Unified Approach for Accurate and Efficient Modeling of Composite Beams, Plates, and Shells" is the title of the lecture that Hodges gave at the University of Arizona
Dewey Hodge
Prof. Dewey Hodges

Aerospace engineering professor Dewey H. Hodges was selected to give the November 8 William R. Sears Memorial Lecture at the University of Arizona.

His talk, "Unified Approach for Accurate and Efficient Modeling of Composite Beams, Plates, and Shells"  explores the unified approach, which facilitates accurate and efficient modeling of composite helicopter rotor blades for loads, dynamics, aeroelasticity, and stress recovery.
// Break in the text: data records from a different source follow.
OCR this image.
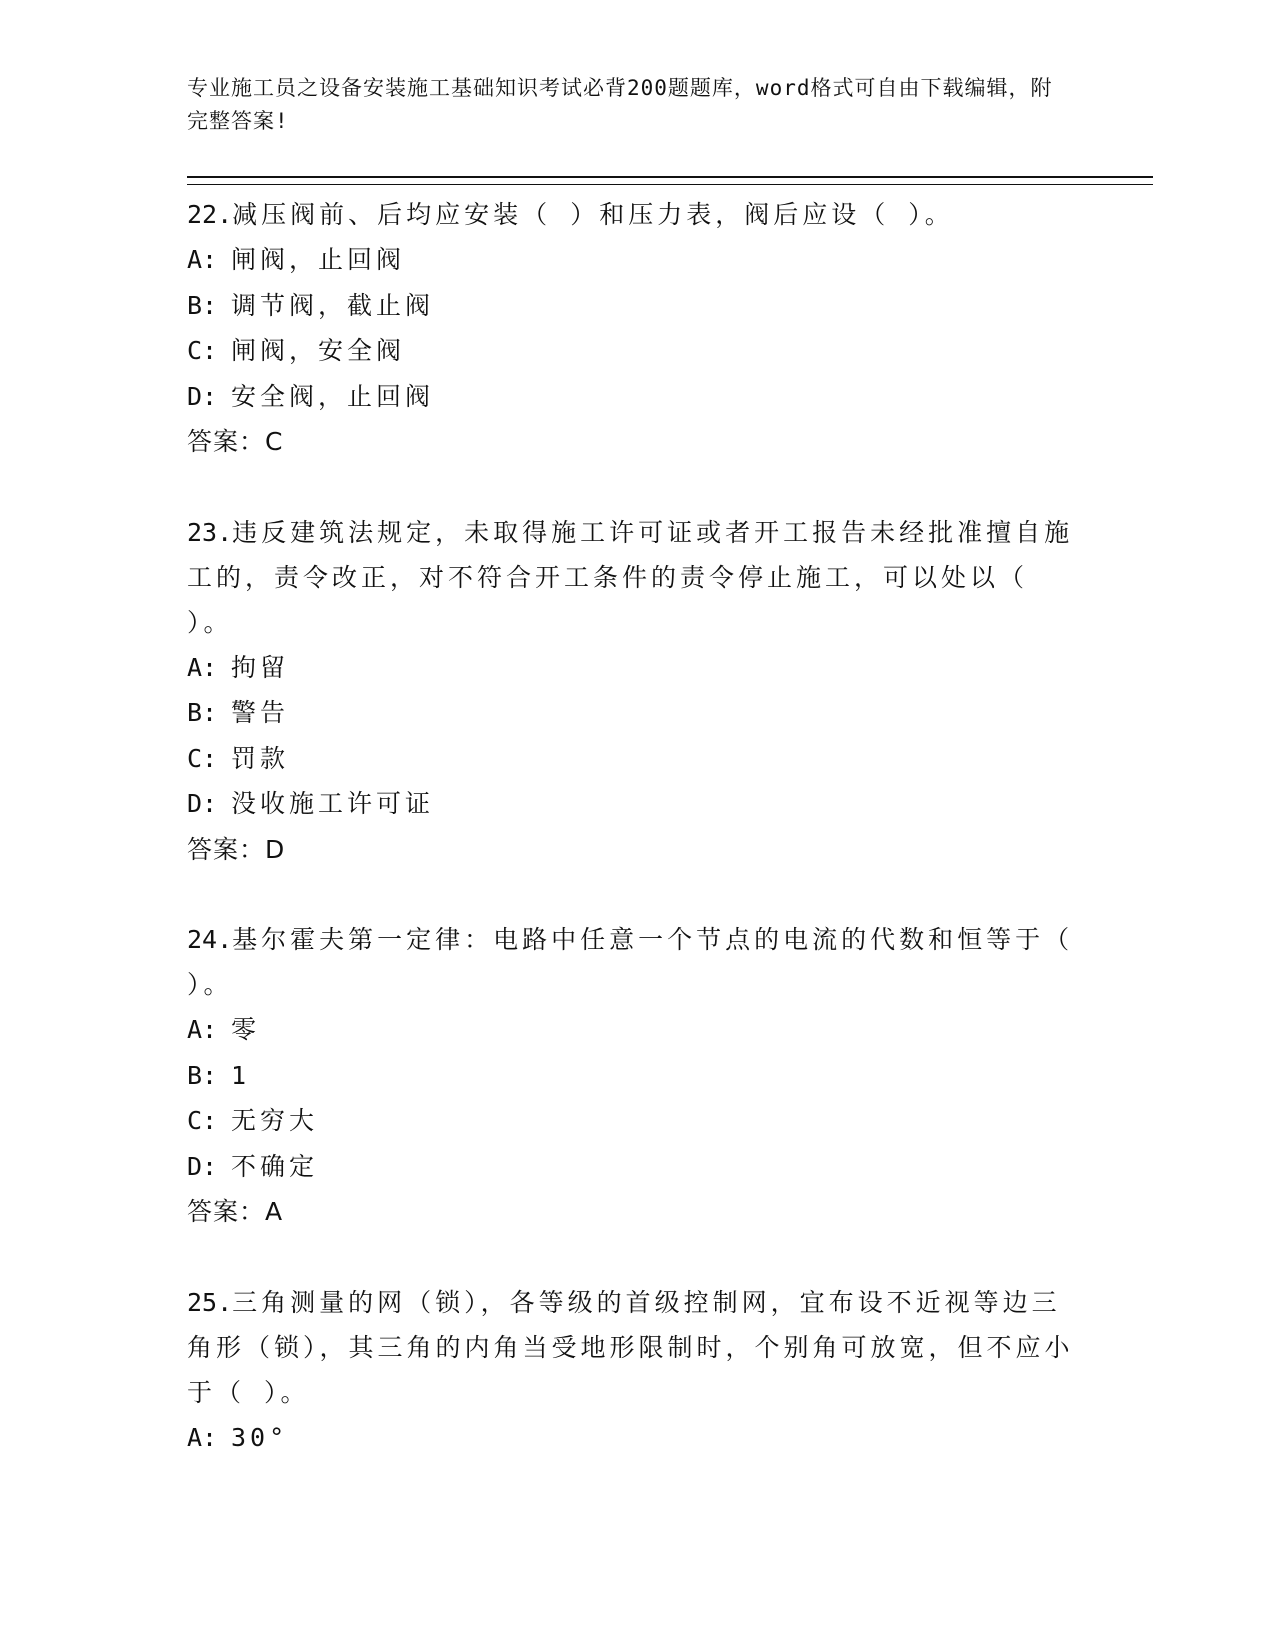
专业施工员之设备安装施工基础知识考试必背200题题库，word格式可自由下载编辑，附完整答案!
22.减压阀前、后均应安装（ ）和压力表，阀后应设（ ）。
A: 闸阀，止回阀
B: 调节阀，截止阀
C: 闸阀，安全阀
D: 安全阀，止回阀
答案：C
23.违反建筑法规定，未取得施工许可证或者开工报告未经批准擅自施工的，责令改正，对不符合开工条件的责令停止施工，可以处以（ ）。
A: 拘留
B: 警告
C: 罚款
D: 没收施工许可证
答案：D
24.基尔霍夫第一定律：电路中任意一个节点的电流的代数和恒等于（ ）。
A: 零
B: 1
C: 无穷大
D: 不确定
答案：A
25.三角测量的网（锁），各等级的首级控制网，宜布设不近视等边三角形（锁），其三角的内角当受地形限制时，个别角可放宽，但不应小于（ ）。
A: 30°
A faculty member in the Daniel Guggenheim School of Aerospace Engineering for more than 32 years, Hodges is the recipient of multiple awards and recognitions, including the Nikolsky Lectureship, and, last year, AIAA's Structures, Structural Dynamics, & Materials (SDM) Award, for his lifelong contributions to structures, structural dynamics, and materials.

The unified approach achieves accuracy comparable to that of three-dimensional finite element analysis but with significant savings in computational effort. The basis for this approach is a mathematical technique called the variational asymptotic method, as presented by Berdichevsky in the 1970s and 1980s. His presentation summarizes the modeling approach and presents some of the key equations of the resulting analyses.